Add punctuation-heavy passages and slightly longer durations before chasing big WPM jumps.

Technique gaps hide behind short sentences; longer blocks reveal them.

If you only change one habit after reading this section, make it measurement. Pick one number you care about—accuracy, rhythm, or top speed—and track it across short sessions so you can tell whether your practice is actually moving the needle.

If you only change one habit after reading this section, make it measurement. Pick one number you care about—accuracy, rhythm, or top speed—and track it across short sessions so you can tell whether your practice is actually moving the needle.

Measure fairly week to week

Use the same test settings each week so you are not fooled by easier passages.

If accuracy drops when you push past sixty, spend a week consolidating before pushing again.

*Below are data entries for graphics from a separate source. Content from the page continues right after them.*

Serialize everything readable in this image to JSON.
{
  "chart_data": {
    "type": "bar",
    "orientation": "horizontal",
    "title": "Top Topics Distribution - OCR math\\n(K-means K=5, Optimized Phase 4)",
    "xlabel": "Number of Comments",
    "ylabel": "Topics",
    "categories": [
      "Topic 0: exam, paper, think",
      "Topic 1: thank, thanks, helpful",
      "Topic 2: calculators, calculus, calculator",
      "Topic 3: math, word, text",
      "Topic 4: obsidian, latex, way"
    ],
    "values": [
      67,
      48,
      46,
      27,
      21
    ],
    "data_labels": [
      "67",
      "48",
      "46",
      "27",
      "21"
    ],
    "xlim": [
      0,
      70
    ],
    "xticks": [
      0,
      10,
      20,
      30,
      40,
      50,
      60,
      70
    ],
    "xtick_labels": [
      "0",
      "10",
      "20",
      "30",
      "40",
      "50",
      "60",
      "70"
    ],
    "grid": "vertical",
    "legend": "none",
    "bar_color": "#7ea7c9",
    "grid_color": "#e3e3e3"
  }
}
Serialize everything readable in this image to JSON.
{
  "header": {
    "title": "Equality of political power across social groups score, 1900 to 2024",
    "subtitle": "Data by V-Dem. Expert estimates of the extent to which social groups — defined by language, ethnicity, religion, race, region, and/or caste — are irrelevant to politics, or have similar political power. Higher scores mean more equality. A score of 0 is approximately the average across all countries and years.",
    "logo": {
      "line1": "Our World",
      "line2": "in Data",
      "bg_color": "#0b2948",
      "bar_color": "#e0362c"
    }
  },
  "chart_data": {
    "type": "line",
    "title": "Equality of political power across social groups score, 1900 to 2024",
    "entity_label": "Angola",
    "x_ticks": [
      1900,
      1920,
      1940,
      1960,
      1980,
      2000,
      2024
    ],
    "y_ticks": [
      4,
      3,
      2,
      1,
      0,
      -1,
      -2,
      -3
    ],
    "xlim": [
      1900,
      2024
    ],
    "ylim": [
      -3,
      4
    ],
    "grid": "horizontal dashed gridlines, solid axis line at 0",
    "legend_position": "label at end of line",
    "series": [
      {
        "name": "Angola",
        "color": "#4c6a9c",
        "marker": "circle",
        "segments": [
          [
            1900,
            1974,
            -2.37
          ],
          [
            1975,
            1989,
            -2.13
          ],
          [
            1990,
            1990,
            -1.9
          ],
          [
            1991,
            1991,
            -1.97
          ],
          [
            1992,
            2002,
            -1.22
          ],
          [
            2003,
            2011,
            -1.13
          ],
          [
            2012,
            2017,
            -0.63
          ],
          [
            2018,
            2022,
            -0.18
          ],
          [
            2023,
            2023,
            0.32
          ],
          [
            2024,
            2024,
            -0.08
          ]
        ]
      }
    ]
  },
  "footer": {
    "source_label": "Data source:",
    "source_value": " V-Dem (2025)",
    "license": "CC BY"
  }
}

Pair reading with doing: after you finish this section, take two minutes to write down the single friction you noticed most often while typing. Your next practice block can target that friction directly instead of repeating generic practice.

If you only change one habit after reading this section, make it measurement. Pick one number you care about—accuracy, rhythm, or top speed—and track it across short sessions so you can tell whether your practice is actually moving the needle.

Continue practicing

The in-page typing tool matches this article’s duration preset. Open the full test for other durations and settings, or jump into a drill to target weak keys.